Implications for Serologic Studies
The current SARS-CoV-2 virus like SARS and MERS is also a coronavirus, but this current report shows that specific SARS-CoV-2 antibodies disappeared in three months of disease onset. This may mean that in any serologic survey, there will be patients with no detectable antibodies, which leads to a lower prevalence rate than the real figure.
Again, since the fall in antibodies may not correspond to neutralizing activity, the neutralizing activity and specific anti-SARS-CoV-2 B cells were separately assessed. These results also agreed with the antibody titer, however, in being negative.
A recent study by Ni et al. (2020) reported that specific antibodies and immune cells were present in 8 patients immediately after discharge, and 6 patients discharged two weeks prior to testing. They found high titers of neutralizing antibodies in those who were newly discharged, but negative titers in one patient on follow up.

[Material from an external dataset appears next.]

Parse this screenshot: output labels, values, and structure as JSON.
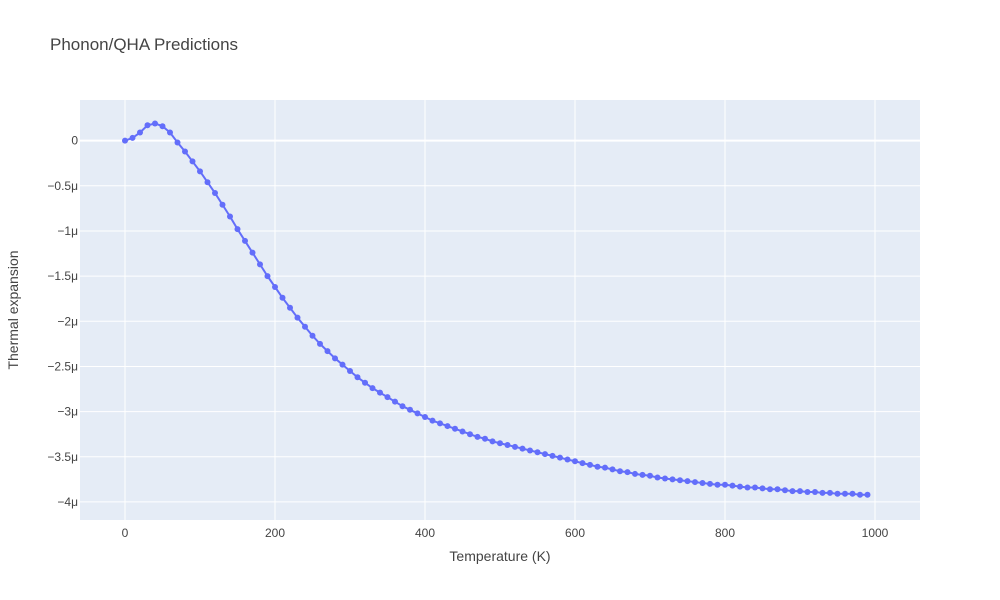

Another study showed that there were 14 different powerful neutralizing antibodies against SARS-CoV-2 using high-throughput single-cell RNA and VDJ sequencing of B cells enriched for the viral antigens, in a group of 60 convalescent patients.

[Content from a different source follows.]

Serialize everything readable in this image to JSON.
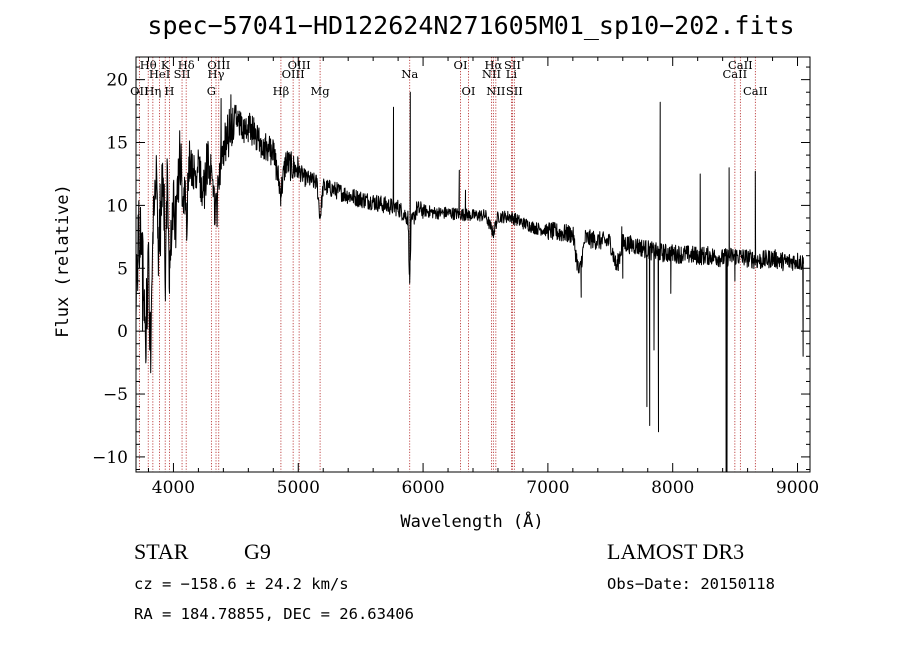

The researchers comment, “Taken together, the specific antibodies against SARS-CoV-2 might be short-lived in this convalescent COVID-19 patient, and might not neutralize SARS-CoV-2 infection.”
Potential Non-Spike/Nucleocapsid Antibodies
However, it is quite possible that the current patient had other antibodies, potentially neutralizing in nature. Antiviral immunity is conferred by pre-existing antibodies, and memory cells, both B and T. Older studies indicate that memory cells respond specifically to SARS-CoV, and keep the patient protected from reinfection for several years.
The SARS-CoV and SARS-CoV-2 are thought to share the same receptor and have similar phylogenetic descent. Moreover, specific anti-SARS-CoV-2 T cells were observed in newly discharged patients in the study by Ni et al. Therefore, a similar pattern of antibody and cellular immunity may be expected.
The study concludes, “Convalescent COVID-19 patients without detectable antibodies might not indicate the loss of immunity to SARS-CoV-2 reinfection.”
It is necessary to perform more extensive studies to examine more samples of convalescent serum to confirm this finding. By assessing both humoral and cellular immunity to the SARS-CoV-2, it should be possible to determine if patients who have recovered are still at risk of acquiring the infection and should be vaccinated, along with the naïve population.
In another recent study published in the journal Nature Medicine, researchers looked at 37 symptomatic and 37 asymptomatic patients who were infected with the coronavirus disease. The findings of that study showed than more than 90 percent of the participants in both groups manifested rapid declines in the levels of SARS-CoV-2-specific immunoglobulin G (IgG) antibodies within just two to three months after the onset of infection.
(Dr. Liji Thomas is an OB-GYN, who graduated from the Government Medical College, University of Calicut, Kerala, in 2001).